Talking about failure of conquest scenarios got me curious to ask you this. Do you think in a timeline where Spain is a non-factor and the French were to be the ones in their place (stablished in the Carribean and recently conquered Mexico), would they be more cautious in general and thus not as daring as Spain was OTL? Asking for a timeline that lives rent free on my mind since last year.
This is my own bias speaking, but from my POV French seem to have developed a sense of exceptionalism that other European countries don't quite have or believe in to anywhere near the same degree bar the British post-18th century, except my impression is that this goes back even further all the way to the Charlemagne. This take might only be possible with the benefit of hindsight, but if anything I'd expect the French to be more deranged in grandeur than the Spanish if they were the ones to topple the Aztec Empire and see it as proof positive of the power of god and anime being on their side.
I see myself a bit skeptical of this, if only because of the form South American countries evolved to be in OTL... But then again, none of those countries were the results of an independent, not conquered Native American country, so I don't know.
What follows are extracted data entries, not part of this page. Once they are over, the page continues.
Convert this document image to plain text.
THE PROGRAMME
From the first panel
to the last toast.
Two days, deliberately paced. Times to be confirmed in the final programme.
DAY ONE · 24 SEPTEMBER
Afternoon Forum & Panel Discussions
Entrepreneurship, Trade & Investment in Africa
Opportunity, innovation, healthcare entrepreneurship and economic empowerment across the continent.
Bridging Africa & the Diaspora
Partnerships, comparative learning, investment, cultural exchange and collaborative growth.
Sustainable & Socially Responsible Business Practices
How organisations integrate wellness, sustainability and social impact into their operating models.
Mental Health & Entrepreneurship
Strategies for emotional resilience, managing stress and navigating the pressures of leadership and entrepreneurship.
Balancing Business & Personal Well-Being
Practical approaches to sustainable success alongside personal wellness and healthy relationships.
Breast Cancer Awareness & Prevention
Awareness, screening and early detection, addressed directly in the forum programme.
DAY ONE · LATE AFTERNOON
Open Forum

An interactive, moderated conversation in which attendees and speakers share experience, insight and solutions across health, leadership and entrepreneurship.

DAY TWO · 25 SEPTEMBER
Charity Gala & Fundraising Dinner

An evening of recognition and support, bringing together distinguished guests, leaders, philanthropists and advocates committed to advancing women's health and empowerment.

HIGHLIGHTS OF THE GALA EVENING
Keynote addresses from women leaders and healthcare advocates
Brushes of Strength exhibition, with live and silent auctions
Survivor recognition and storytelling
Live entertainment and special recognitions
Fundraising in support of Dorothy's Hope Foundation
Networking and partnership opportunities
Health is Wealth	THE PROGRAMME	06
I'd say don't take societies forged around exploitation for the sake of a mother country that explicitly fostered trade barriers between its colonies, fostered a race-based caste system, and actively discouraged local industries in favor of raw resource extraction as in any way representative of the potential the Inca state has. None of these things were ultimately hard barriers to a more prosperous society developing, especially post-independence, but it certainly did not help.
Hmmm. That's fair, but I still don't see why would they want it so much to begin with. The Europeans are bound to put a resistence as fierce as the ethnicities that hate the Incas, if not fiercer. Plus, I'm not even sure if the change in government (independent Colombia, perhaps) would even compute quick enough before the newly independent state consolidates. It would be a very risky endeavor.
I think it's straightforward why they'd want it, in the same way it's straightforward why Peter the Great wanted an outlet to the Baltic Sea. Colombia is the best forward base for invading the Inca, blocks the Inca from having a port on the Caribbean/Atlantic, and has plenty of wealth and resources to justify it's conquest and integration. Forget the coal, there's plenty of geostrategic reasons for wanting it once the Inca become more aware of the wider world. Similar arguments can be made for the Rio de La Plata basin IMO once it stops being the land of pampas and wandering tribesmen, and the Inca realize the value of all these treeless but well-irrigated grasslands. To an extent the Inca will perpetually suffer from Russia syndrome; the borders are never going to be quite good enough to leave them feeling secure. And in turn I'd expect them to fantasize about their 'natural borders' in the same way the British consolidated the British isles, the French fought for centuries for a border on the Rhine, the Russians to get better sea access, the Chinese to secure their nomad frontiers, the Egyptians to control the other side of the Sinai desert, etc. Nevermind that should they achieve these borders, they'll want more and more and more in the same way all these states were never quite satisfied with their own geostrategic positions. Nature of the beast.